I'm creating a new app and this time using MySQL instead of cassandra because it's much harder to learn and setup. I learned about MySQL clusters and chose to use this database because all my devs are very familiar with the MySQL query syntax and database structure.
But when MySQL is told to get a record off of multiple nodes, does it tell all the nodes to search for the record or is there some way it has to know what nodes the data is stored on?
This feature is called coordinator node and it's in cassandra but I couldn't find anything on it for MySQL
Note there is no way from MySQL to explicitly request a record from multiple nodes as in question:
mysql is told to get a record off of multiple nodes
Of course a Ndb cluster typically consists of several data nodes which have the same data, but one can not in a MySQL query request records from explicit data nodes.
Short answer:
A record is only fetched from one data node.

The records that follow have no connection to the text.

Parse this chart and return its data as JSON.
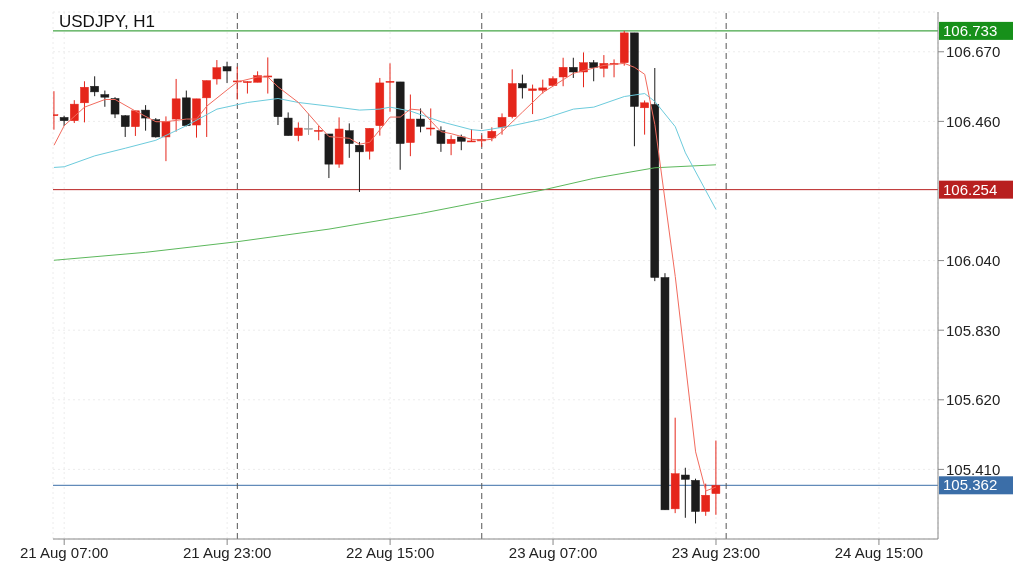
{
  "chart_data": {
    "type": "candlestick",
    "title": "USDJPY, H1",
    "x": [
      "--08-21T06:00",
      "--08-21T07:00",
      "--08-21T08:00",
      "--08-21T09:00",
      "--08-21T10:00",
      "--08-21T11:00",
      "--08-21T12:00",
      "--08-21T13:00",
      "--08-21T14:00",
      "--08-21T15:00",
      "--08-21T16:00",
      "--08-21T17:00",
      "--08-21T18:00",
      "--08-21T19:00",
      "--08-21T20:00",
      "--08-21T21:00",
      "--08-21T22:00",
      "--08-21T23:00",
      "--08-22T00:00",
      "--08-22T01:00",
      "--08-22T02:00",
      "--08-22T03:00",
      "--08-22T04:00",
      "--08-22T05:00",
      "--08-22T06:00",
      "--08-22T07:00",
      "--08-22T08:00",
      "--08-22T09:00",
      "--08-22T10:00",
      "--08-22T11:00",
      "--08-22T12:00",
      "--08-22T13:00",
      "--08-22T14:00",
      "--08-22T15:00",
      "--08-22T16:00",
      "--08-22T17:00",
      "--08-22T18:00",
      "--08-22T19:00",
      "--08-22T20:00",
      "--08-22T21:00",
      "--08-22T22:00",
      "--08-22T23:00",
      "--08-23T00:00",
      "--08-23T01:00",
      "--08-23T02:00",
      "--08-23T03:00",
      "--08-23T04:00",
      "--08-23T05:00",
      "--08-23T06:00",
      "--08-23T07:00",
      "--08-23T08:00",
      "--08-23T09:00",
      "--08-23T10:00",
      "--08-23T11:00",
      "--08-23T12:00",
      "--08-23T13:00",
      "--08-23T14:00",
      "--08-23T15:00",
      "--08-23T16:00",
      "--08-23T17:00",
      "--08-23T18:00",
      "--08-23T19:00",
      "--08-23T20:00",
      "--08-23T21:00",
      "--08-23T22:00",
      "--08-23T23:00"
    ],
    "ohlc": [
      [
        106.478,
        106.551,
        106.435,
        106.48
      ],
      [
        106.472,
        106.477,
        106.446,
        106.462
      ],
      [
        106.462,
        106.524,
        106.455,
        106.512
      ],
      [
        106.516,
        106.581,
        106.457,
        106.563
      ],
      [
        106.566,
        106.596,
        106.536,
        106.549
      ],
      [
        106.541,
        106.553,
        106.504,
        106.533
      ],
      [
        106.529,
        106.533,
        106.47,
        106.482
      ],
      [
        106.477,
        106.479,
        106.413,
        106.444
      ],
      [
        106.444,
        106.492,
        106.416,
        106.492
      ],
      [
        106.494,
        106.509,
        106.432,
        106.47
      ],
      [
        106.465,
        106.47,
        106.411,
        106.413
      ],
      [
        106.413,
        106.475,
        106.34,
        106.46
      ],
      [
        106.467,
        106.588,
        106.429,
        106.528
      ],
      [
        106.531,
        106.553,
        106.445,
        106.447
      ],
      [
        106.449,
        106.528,
        106.411,
        106.528
      ],
      [
        106.531,
        106.583,
        106.413,
        106.583
      ],
      [
        106.588,
        106.645,
        106.571,
        106.622
      ],
      [
        106.625,
        106.64,
        106.576,
        106.612
      ],
      [
        106.579,
        106.625,
        106.526,
        106.582
      ],
      [
        106.578,
        106.581,
        106.544,
        106.58
      ],
      [
        106.578,
        106.611,
        106.578,
        106.598
      ],
      [
        106.594,
        106.653,
        106.544,
        106.597
      ],
      [
        106.588,
        106.588,
        106.449,
        106.474
      ],
      [
        106.47,
        106.487,
        106.417,
        106.417
      ],
      [
        106.417,
        106.457,
        106.4,
        106.44
      ],
      [
        106.439,
        106.484,
        106.419,
        106.439
      ],
      [
        106.431,
        106.447,
        106.403,
        106.433
      ],
      [
        106.422,
        106.422,
        106.289,
        106.331
      ],
      [
        106.331,
        106.472,
        106.32,
        106.437
      ],
      [
        106.432,
        106.454,
        106.35,
        106.393
      ],
      [
        106.388,
        106.398,
        106.247,
        106.368
      ],
      [
        106.37,
        106.439,
        106.345,
        106.439
      ],
      [
        106.447,
        106.591,
        106.417,
        106.576
      ],
      [
        106.579,
        106.635,
        106.489,
        106.581
      ],
      [
        106.579,
        106.579,
        106.314,
        106.393
      ],
      [
        106.396,
        106.541,
        106.355,
        106.467
      ],
      [
        106.467,
        106.499,
        106.427,
        106.445
      ],
      [
        106.438,
        106.499,
        106.417,
        106.44
      ],
      [
        106.432,
        106.445,
        106.368,
        106.393
      ],
      [
        106.393,
        106.418,
        106.358,
        106.406
      ],
      [
        106.413,
        106.42,
        106.373,
        106.4
      ],
      [
        106.399,
        106.437,
        106.398,
        106.401
      ],
      [
        106.401,
        106.418,
        106.383,
        106.406
      ],
      [
        106.41,
        106.442,
        106.4,
        106.43
      ],
      [
        106.442,
        106.484,
        106.42,
        106.472
      ],
      [
        106.474,
        106.617,
        106.469,
        106.574
      ],
      [
        106.574,
        106.601,
        106.529,
        106.561
      ],
      [
        106.553,
        106.571,
        106.482,
        106.558
      ],
      [
        106.554,
        106.586,
        106.544,
        106.561
      ],
      [
        106.568,
        106.596,
        106.566,
        106.589
      ],
      [
        106.594,
        106.652,
        106.566,
        106.623
      ],
      [
        106.623,
        106.652,
        106.591,
        106.609
      ],
      [
        106.609,
        106.668,
        106.563,
        106.637
      ],
      [
        106.637,
        106.645,
        106.581,
        106.622
      ],
      [
        106.62,
        106.66,
        106.593,
        106.635
      ],
      [
        106.633,
        106.647,
        106.593,
        106.635
      ],
      [
        106.637,
        106.733,
        106.628,
        106.727
      ],
      [
        106.727,
        106.727,
        106.385,
        106.505
      ],
      [
        106.501,
        106.523,
        106.42,
        106.516
      ],
      [
        106.511,
        106.621,
        105.978,
        105.989
      ],
      [
        105.989,
        106.002,
        105.288,
        105.288
      ],
      [
        105.291,
        105.566,
        105.278,
        105.397
      ],
      [
        105.393,
        105.415,
        105.264,
        105.38
      ],
      [
        105.377,
        105.382,
        105.247,
        105.283
      ],
      [
        105.283,
        105.367,
        105.27,
        105.332
      ],
      [
        105.337,
        105.497,
        105.273,
        105.362
      ]
    ],
    "colors": [
      "#e5261b",
      "#1c1c1c",
      "#e5261b",
      "#e5261b",
      "#1c1c1c",
      "#1c1c1c",
      "#1c1c1c",
      "#1c1c1c",
      "#e5261b",
      "#1c1c1c",
      "#1c1c1c",
      "#e5261b",
      "#e5261b",
      "#1c1c1c",
      "#e5261b",
      "#e5261b",
      "#e5261b",
      "#1c1c1c",
      "#e5261b",
      "#e5261b",
      "#e5261b",
      "#e5261b",
      "#1c1c1c",
      "#1c1c1c",
      "#e5261b",
      "#9e9e9e",
      "#e5261b",
      "#1c1c1c",
      "#e5261b",
      "#1c1c1c",
      "#1c1c1c",
      "#e5261b",
      "#e5261b",
      "#e5261b",
      "#1c1c1c",
      "#e5261b",
      "#1c1c1c",
      "#e5261b",
      "#1c1c1c",
      "#e5261b",
      "#1c1c1c",
      "#e5261b",
      "#e5261b",
      "#e5261b",
      "#e5261b",
      "#e5261b",
      "#1c1c1c",
      "#e5261b",
      "#e5261b",
      "#e5261b",
      "#e5261b",
      "#1c1c1c",
      "#e5261b",
      "#1c1c1c",
      "#e5261b",
      "#e5261b",
      "#e5261b",
      "#1c1c1c",
      "#e5261b",
      "#1c1c1c",
      "#1c1c1c",
      "#e5261b",
      "#1c1c1c",
      "#1c1c1c",
      "#e5261b",
      "#e5261b"
    ],
    "series": [
      {
        "type": "line",
        "color": "#5cb85c",
        "x": [
          "--08-21T06:00",
          "--08-21T15:00",
          "--08-22T00:00",
          "--08-22T09:00",
          "--08-22T18:00",
          "--08-23T00:00",
          "--08-23T06:00",
          "--08-23T11:00",
          "--08-23T17:00",
          "--08-23T23:00"
        ],
        "values": [
          106.041,
          106.065,
          106.097,
          106.135,
          106.182,
          106.218,
          106.253,
          106.288,
          106.32,
          106.329
        ]
      },
      {
        "type": "line",
        "color": "#6ccbdc",
        "x": [
          "--08-21T06:00",
          "--08-21T07:00",
          "--08-21T10:00",
          "--08-21T13:00",
          "--08-21T16:00",
          "--08-21T19:00",
          "--08-21T22:00",
          "--08-22T01:00",
          "--08-22T04:00",
          "--08-22T06:00",
          "--08-22T09:00",
          "--08-22T12:00",
          "--08-22T14:00",
          "--08-22T15:00",
          "--08-22T17:00",
          "--08-22T20:00",
          "--08-22T23:00",
          "--08-23T00:00",
          "--08-23T03:00",
          "--08-23T06:00",
          "--08-23T09:00",
          "--08-23T11:00",
          "--08-23T14:00",
          "--08-23T16:00",
          "--08-23T17:00",
          "--08-23T19:00",
          "--08-23T20:00",
          "--08-23T23:00"
        ],
        "values": [
          106.321,
          106.323,
          106.356,
          106.379,
          106.403,
          106.447,
          106.497,
          106.517,
          106.529,
          106.517,
          106.506,
          106.494,
          106.497,
          106.503,
          106.491,
          106.459,
          106.435,
          106.432,
          106.447,
          106.467,
          106.497,
          106.503,
          106.535,
          106.544,
          106.52,
          106.444,
          106.365,
          106.194
        ]
      },
      {
        "type": "line",
        "color": "#f26b5e",
        "x": [
          "--08-21T06:00",
          "--08-21T07:00",
          "--08-21T09:00",
          "--08-21T11:00",
          "--08-21T12:00",
          "--08-21T14:00",
          "--08-21T16:00",
          "--08-21T17:00",
          "--08-21T19:00",
          "--08-21T20:00",
          "--08-21T21:00",
          "--08-21T23:00",
          "--08-22T00:00",
          "--08-22T02:00",
          "--08-22T03:00",
          "--08-22T04:00",
          "--08-22T06:00",
          "--08-22T08:00",
          "--08-22T09:00",
          "--08-22T11:00",
          "--08-22T12:00",
          "--08-22T13:00",
          "--08-22T15:00",
          "--08-22T16:00",
          "--08-22T17:00",
          "--08-22T18:00",
          "--08-22T20:00",
          "--08-22T21:00",
          "--08-22T23:00",
          "--08-23T00:00",
          "--08-23T01:00",
          "--08-23T02:00",
          "--08-23T04:00",
          "--08-23T06:00",
          "--08-23T09:00",
          "--08-23T12:00",
          "--08-23T14:00",
          "--08-23T15:00",
          "--08-23T16:00",
          "--08-23T17:00",
          "--08-23T19:00",
          "--08-23T21:00",
          "--08-23T22:00",
          "--08-23T23:00"
        ],
        "values": [
          106.388,
          106.447,
          106.503,
          106.526,
          106.526,
          106.491,
          106.459,
          106.459,
          106.467,
          106.467,
          106.506,
          106.555,
          106.579,
          106.594,
          106.594,
          106.564,
          106.517,
          106.447,
          106.414,
          106.409,
          106.391,
          106.397,
          106.473,
          106.473,
          106.497,
          106.494,
          106.429,
          106.423,
          106.406,
          106.403,
          106.406,
          106.429,
          106.488,
          106.547,
          106.605,
          106.629,
          106.635,
          106.623,
          106.602,
          106.45,
          105.992,
          105.463,
          105.345,
          105.357
        ]
      }
    ],
    "ref_lines": [
      {
        "axis": "y",
        "value": 106.733,
        "label": "106.733",
        "color": "#17901a"
      },
      {
        "axis": "y",
        "value": 106.254,
        "label": "106.254",
        "color": "#b82020"
      },
      {
        "axis": "y",
        "value": 105.362,
        "label": "105.362",
        "color": "#3b6ea8"
      },
      {
        "axis": "x",
        "value": "--08-22T00:00",
        "color": "#555555",
        "line_style": "dashed"
      },
      {
        "axis": "x",
        "value": "--08-23T00:00",
        "color": "#555555",
        "line_style": "dashed"
      },
      {
        "axis": "x",
        "value": "--08-24T00:00",
        "color": "#555555",
        "line_style": "dashed"
      }
    ],
    "xlim": [
      "--08-21T05:54",
      "--08-24T20:48"
    ],
    "xticks": [
      {
        "value": "--08-21T07:00",
        "label": "21 Aug 07:00"
      },
      {
        "value": "--08-21T23:00",
        "label": "21 Aug 23:00"
      },
      {
        "value": "--08-22T15:00",
        "label": "22 Aug 15:00"
      },
      {
        "value": "--08-23T07:00",
        "label": "23 Aug 07:00"
      },
      {
        "value": "--08-23T23:00",
        "label": "23 Aug 23:00"
      },
      {
        "value": "--08-24T15:00",
        "label": "24 Aug 15:00"
      }
    ],
    "ylim": [
      105.2,
      106.79
    ],
    "yticks": [
      {
        "value": 106.67,
        "label": "106.670"
      },
      {
        "value": 106.46,
        "label": "106.460"
      },
      {
        "value": 106.04,
        "label": "106.040"
      },
      {
        "value": 105.83,
        "label": "105.830"
      },
      {
        "value": 105.62,
        "label": "105.620"
      },
      {
        "value": 105.41,
        "label": "105.410"
      }
    ],
    "grid": true
  }
}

There is no asking for the same data from several data nodes occurring.
The details of the data distribution of a table is part of the Ndb internal definition of the table.
In MySQL Cluster there is no special coordinator node needed for row data retrieval or modification.
Slighlty more details:
All data nodes and also all NdbAPI nodes, such as MySQL servers (mysld), know about how what data is distributed on which data nodes.
The unit of distribution is a table partition, and each partition will have a replica (copy) on each data node within a node group. (There are also fully replicated tables there each partition have a replica on all data nodes.)
If you ask for a record by a primary key, the record will be fetched from one data node.
If you ask for a record by a unique key using the secondary index, the primary key will first be fetched from one data node using the secondary index, and then that primary key will be used internally by data node to fetch the record from one data node (which could be the same data node).
If you ask for a record by some other condition several scans of the tables partitions will be issued, but each partition will only be scanned by one data node.
Some more details:
The mysqld or any other NdbAPI node does not actually directly request the record from a data node that has it.
Rather it connects to a data node to act as a transaction coordinator, TC.
The TC data node in turn requests the actual record from suitable data node which will send the record directly back to the requesting mysqld without passing the TC.
In the case mysqld transaction starts with a key lookup, that information is used to select a transaction coordinator on a data node there the record is to avoid an extra network hop.
Note:
There is also a notion of proximity of nodes that Ndb can use to optimize its selection of TC data node. Like if mysqld is on same host as a data node, or configured to be in the same location domain as some data node(s).